Problem:Welche Autos sind schnell?
Prolog: :?- auto( X), schnell( X).

Der zu beweisende Satz: Es existiert ein X, sodass X ein Auto und X schnell ist.

Logik:∃ X [auto( X) ∧ schnell( X)]
Negation:∀ X ¬ [auto( X) ∧ schnell( X)]

Die Problemlösung mit Horn Klauseln ("logic programming" im engen Sinne) bedeutet:

  1. Darstellung des Bekannten durch Fakten und Regeln. Diese Horn Klauseln, die genau ein positives Literal haben (m = 1), heissen auch Definite Clauses oder Programmklauseln (Pi).
  2. Darstellung des Gesuchten als G = G1 ∧ G2 ∧ . . . ∧ Gm. (G = Goal).
  3. Beweis der Formel
    P1 ∧ P2 ∧ . . .∧ Pn ⇒ G (äquivalent zu ¬P1 ∨ ¬P2 ∨ . . . ∨ ¬Pn ∨ G)
    durch Resolution (Beweis durch Widerspruch). Die Formel wird negiert zu:
    P1 ∧ P2 ∧ . . .∧ Pn ∧ ¬ G,
    und durch Widerspruch bewiesen. Es ist
    ¬ G = ¬ G1 ∨ . . . ∨ ¬ Gn,
    d.h. ¬ G ist eine Horn Klausel ( m = 0, n > 0).

Horn-Klauseln und Prolog

Die Ausführung eines Programms mit Horn-Klauseln sollte die allgemeine Resolution verwenden (s. 2.9, Bemerkung d). Das im Kapitel 2 behandelte Prolog ("pure" Prolog) entspricht den Horn-Klauseln bis auf die Ausnahme der speziellen Ausführungsstrategie. Es kann also vorkommen, dass ein Prolog-Programm nicht terminiert ("Linksrekursion"), obwohl das entsprechende Programm mit Horn Klauseln eine Lösung ("yes") liefert (logische Unvollständigkeit von Prolog). Dieses Problem muss vom Prolog-Programmierer durch richtiges Anordnen der Klauseln angegangen werden. Falls das Prolog-Programm ein Resultat liefert, dann ist es identisch mit dem Resultat der Horn-Klauseln (logische Korrektkeit von Prolog). Pure Prolog und Horn-Klauseln werden meistens gleichbedeutend verwendet.

Horn-Klauseln und Logik

Horn-Klauseln sind eine echte Teilmenge der Prädikatenlogik 1. Ordnung. Sätze können mit Horn-Klauseln viel effizienter als in der vollen Prädikatenlogik bewiesen werden. Horn-Klauseln stellen einen universellen Berechnungsformalismus dar, d.h. alle berechenbaren Funktionen sind mit Horn-Klauseln formulierbar und durch Resolution berechenbar. Horn-Klauseln haben jedoch nicht die volle Darstellungsmächtigkeit der Prädikatenlogik, z.B. kann A ∨ B nicht dargestellt werden.

Prolog

Folgende Aussagen können in (pure) Prolog nicht formuliert werden:

¬ A. (eine Horn Klausel, aber keine Prolog Programm-Klausel)
A ∨ B.
A ⇐ ¬ B. (äquivalent zu A ∨ B)
¬ A ⇐ B. (äquivalent zu ¬ A ∨ ¬ B)
(A ∨ B) ⇐ C (äquivalent zu A ∨ B ∨ ¬ C)
?- A ∨ B.
?- ¬ A.

Eine Prolog Programm-Klausel enthält genau ein positives Literal. Alle Klauseln im Programm sind wahr (alle gelten). Es ist nicht möglich (im Unterschied zur vollen Logik), einen Fakt darzustellen, der nicht wahr ist. Analog kann auch eine Implikation mit negativer Konklusion nicht dargestellt werden.

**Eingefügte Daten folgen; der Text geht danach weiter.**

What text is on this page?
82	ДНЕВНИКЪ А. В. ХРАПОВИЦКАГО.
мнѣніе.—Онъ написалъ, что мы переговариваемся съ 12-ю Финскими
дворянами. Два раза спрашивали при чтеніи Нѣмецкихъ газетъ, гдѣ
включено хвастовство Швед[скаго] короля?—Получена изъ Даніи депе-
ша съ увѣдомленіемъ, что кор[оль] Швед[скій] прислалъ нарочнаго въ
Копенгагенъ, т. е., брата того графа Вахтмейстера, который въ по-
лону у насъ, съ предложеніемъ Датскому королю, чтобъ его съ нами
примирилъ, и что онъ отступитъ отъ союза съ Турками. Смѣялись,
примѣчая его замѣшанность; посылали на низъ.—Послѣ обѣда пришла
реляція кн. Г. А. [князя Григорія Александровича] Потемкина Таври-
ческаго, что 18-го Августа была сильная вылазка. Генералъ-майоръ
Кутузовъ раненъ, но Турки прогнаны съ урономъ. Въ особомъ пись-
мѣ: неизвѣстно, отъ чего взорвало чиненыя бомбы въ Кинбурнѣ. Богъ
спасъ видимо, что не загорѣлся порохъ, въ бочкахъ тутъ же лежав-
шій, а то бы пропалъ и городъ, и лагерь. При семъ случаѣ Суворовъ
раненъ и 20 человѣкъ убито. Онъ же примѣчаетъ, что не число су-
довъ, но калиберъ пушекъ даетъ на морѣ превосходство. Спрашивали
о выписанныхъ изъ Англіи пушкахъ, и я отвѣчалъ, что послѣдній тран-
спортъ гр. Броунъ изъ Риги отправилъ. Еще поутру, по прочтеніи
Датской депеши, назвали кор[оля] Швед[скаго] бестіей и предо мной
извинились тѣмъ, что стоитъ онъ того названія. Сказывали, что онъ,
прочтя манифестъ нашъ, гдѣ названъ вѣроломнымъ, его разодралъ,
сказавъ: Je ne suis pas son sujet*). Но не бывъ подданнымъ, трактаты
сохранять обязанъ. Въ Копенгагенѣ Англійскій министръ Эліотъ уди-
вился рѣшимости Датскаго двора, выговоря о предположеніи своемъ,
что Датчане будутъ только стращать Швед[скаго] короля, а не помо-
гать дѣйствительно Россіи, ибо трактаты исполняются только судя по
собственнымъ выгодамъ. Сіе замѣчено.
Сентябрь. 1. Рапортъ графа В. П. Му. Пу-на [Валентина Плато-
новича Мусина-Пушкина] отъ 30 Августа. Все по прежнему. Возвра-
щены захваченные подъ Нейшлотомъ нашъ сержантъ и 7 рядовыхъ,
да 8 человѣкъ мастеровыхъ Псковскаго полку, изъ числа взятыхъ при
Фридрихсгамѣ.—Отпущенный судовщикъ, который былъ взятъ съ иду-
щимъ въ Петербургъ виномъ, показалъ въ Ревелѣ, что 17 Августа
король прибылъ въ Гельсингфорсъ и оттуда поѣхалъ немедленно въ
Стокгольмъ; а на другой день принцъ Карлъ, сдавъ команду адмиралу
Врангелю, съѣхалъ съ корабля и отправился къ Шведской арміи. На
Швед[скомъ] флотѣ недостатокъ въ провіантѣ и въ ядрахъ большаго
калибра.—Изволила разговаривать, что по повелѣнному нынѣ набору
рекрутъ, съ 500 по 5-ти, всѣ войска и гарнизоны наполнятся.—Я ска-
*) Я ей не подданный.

Alle Klauseln im Programm sind implizit durch "und" (Konjunktion) verbunden (alle gelten). Es ist nicht möglich (im Unterschied zur vollen Logik), eine Disjunktion von Fakten ("oder") darzustellen. Z.B. "er heisst Peter oder Paul": "name( person1, peter) ∨ name( person1, paul)" kann in Logik, aber nicht in Prolog dargestellt werden. Die Darstellung durch zwei Fakten:
name( person1, peter).
name( person1, paul).
bedeutet: "Er (person1) heisst Peter und er heisst Paul", was nicht beabsichtigt ist.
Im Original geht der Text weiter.